Re: DBT-3 with SF=20 got failed

From: Tomas Vondra <tomas(dot)vondra(at)2ndquadrant(dot)com>
To: Robert Haas <robertmhaas(at)gmail(dot)com>, Kouhei Kaigai <kaigai(at)ak(dot)jp(dot)nec(dot)com>
Cc: "pgsql-hackers(at)postgresql(dot)org" <pgsql-hackers(at)postgresql(dot)org>
Subject: Re: DBT-3 with SF=20 got failed
Date: 2015-09-08 21:02:27
Message-ID: 55EF4CE3.80108@2ndquadrant.com
Views: Raw Message | Whole Thread | Download mbox | Resend email
Thread:
Lists: pgsql-hackers

On 09/08/2015 08:44 PM, Robert Haas wrote:
> On Tue, Sep 8, 2015 at 8:28 AM, Kouhei Kaigai <kaigai(at)ak(dot)jp(dot)nec(dot)com> wrote:
>>> Hello KaiGai-san,
>>>
>>> I've discovered a bug in the proposed patch - when resetting the hash
>>> table after the first batch, it does this:
>>>
>>> memset(hashtable->buckets, 0, sizeof(nbuckets * sizeof(HashJoinTuple)));
>>>
>>> The first 'sizeof' is bogus, so this only zeroes the first 8 bytes of
>>> the array (usually resulting in crashes due to invalid pointers).
>>>
>>> I fixed it to
>>>
>>> memset(hashtable->buckets, 0, nbuckets * sizeof(HashJoinTuple));
>>>
>>> Fixed patch attached (marked as v2).
>>>
>> Thanks, it was my bug, but oversight.
>>
>> I want committer to push this fix.
>
> I'm not in agreement with this fix, and would prefer to instead
> proceed by limiting the initial allocation to 1GB. Otherwise, as
> KaiGai has mentioned, we might end up trying to allocate completely
> unreasonable amounts of memory if the planner gives a bad estimate.
> Of course, it's true (as Tomas points out) that this issue already
> exists today to some degree, and it's also true (as he also points
> out) that 1GB is an arbitrary limit.

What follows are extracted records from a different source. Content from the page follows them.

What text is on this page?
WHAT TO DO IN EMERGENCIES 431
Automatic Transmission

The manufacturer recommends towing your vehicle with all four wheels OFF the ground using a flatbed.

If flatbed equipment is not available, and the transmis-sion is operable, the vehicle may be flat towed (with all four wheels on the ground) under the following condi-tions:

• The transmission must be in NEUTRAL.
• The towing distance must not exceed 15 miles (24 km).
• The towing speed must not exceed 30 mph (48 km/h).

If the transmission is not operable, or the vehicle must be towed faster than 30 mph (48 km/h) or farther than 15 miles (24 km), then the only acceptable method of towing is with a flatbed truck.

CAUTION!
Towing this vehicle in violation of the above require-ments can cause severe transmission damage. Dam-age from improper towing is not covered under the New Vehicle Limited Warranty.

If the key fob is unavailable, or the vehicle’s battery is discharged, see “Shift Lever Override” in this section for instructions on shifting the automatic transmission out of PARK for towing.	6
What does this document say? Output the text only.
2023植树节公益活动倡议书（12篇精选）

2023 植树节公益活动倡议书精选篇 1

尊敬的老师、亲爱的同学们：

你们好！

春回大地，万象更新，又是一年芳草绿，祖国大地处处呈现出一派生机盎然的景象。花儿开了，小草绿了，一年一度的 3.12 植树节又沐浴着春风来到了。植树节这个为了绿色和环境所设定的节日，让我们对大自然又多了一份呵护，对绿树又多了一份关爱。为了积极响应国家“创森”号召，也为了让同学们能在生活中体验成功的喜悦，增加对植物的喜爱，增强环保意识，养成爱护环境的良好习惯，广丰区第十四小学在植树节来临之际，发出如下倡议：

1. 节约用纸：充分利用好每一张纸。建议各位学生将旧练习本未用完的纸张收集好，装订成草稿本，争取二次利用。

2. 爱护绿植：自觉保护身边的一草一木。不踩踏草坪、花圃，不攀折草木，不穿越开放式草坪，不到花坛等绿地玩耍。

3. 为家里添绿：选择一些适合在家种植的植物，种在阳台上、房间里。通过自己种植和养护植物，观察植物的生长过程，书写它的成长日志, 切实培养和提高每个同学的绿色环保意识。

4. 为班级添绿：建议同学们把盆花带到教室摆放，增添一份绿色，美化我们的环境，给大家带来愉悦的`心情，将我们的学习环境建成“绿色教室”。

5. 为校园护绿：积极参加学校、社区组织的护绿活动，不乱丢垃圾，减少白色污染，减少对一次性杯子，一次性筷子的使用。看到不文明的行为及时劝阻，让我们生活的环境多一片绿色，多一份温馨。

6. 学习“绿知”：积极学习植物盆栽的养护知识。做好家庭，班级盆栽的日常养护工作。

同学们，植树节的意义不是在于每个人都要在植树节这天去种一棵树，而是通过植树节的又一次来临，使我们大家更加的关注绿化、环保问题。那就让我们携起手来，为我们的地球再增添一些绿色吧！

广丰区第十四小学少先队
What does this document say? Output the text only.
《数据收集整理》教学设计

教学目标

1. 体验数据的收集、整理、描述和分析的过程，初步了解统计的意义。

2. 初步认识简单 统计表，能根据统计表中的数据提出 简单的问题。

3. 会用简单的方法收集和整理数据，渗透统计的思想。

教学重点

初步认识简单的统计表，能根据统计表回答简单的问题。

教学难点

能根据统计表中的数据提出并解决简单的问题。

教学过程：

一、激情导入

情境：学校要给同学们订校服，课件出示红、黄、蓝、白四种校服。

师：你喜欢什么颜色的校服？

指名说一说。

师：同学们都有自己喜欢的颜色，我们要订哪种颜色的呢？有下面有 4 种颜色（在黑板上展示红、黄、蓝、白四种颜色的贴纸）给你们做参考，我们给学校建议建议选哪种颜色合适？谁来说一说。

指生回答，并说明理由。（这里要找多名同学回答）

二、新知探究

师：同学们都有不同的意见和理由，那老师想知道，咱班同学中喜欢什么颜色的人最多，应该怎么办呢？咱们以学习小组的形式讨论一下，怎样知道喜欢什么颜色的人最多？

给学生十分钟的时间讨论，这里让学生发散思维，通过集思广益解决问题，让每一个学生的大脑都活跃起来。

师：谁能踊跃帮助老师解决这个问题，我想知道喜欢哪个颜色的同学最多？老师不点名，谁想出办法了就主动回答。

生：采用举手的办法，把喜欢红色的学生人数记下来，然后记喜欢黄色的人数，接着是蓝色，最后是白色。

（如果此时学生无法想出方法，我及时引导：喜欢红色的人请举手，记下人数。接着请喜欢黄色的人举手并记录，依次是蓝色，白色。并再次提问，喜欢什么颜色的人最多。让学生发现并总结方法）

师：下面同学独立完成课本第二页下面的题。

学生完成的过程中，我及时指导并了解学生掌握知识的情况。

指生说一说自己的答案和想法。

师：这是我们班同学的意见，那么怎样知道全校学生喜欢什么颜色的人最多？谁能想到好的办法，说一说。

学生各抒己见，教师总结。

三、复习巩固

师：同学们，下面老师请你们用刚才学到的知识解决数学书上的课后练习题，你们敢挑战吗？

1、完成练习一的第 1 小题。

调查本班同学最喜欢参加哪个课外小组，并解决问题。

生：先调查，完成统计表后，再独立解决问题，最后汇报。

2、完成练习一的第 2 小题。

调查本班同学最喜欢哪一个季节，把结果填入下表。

But it's also true that we use
> that same arbitrary 1GB limit in a lot of places, so it's hardly
> without precedent.

AFAIK the limit is not 1GB, but 512MB (because we use 2^N and the actual
limit is 1GB-1B). But that's a minor detail.

Also, I'm not sure what other places do you have in mind (could you list
some examples?) but I'd bet we limit the allocation to 1GB because of
the palloc() limit and not because of fear of over-estimates.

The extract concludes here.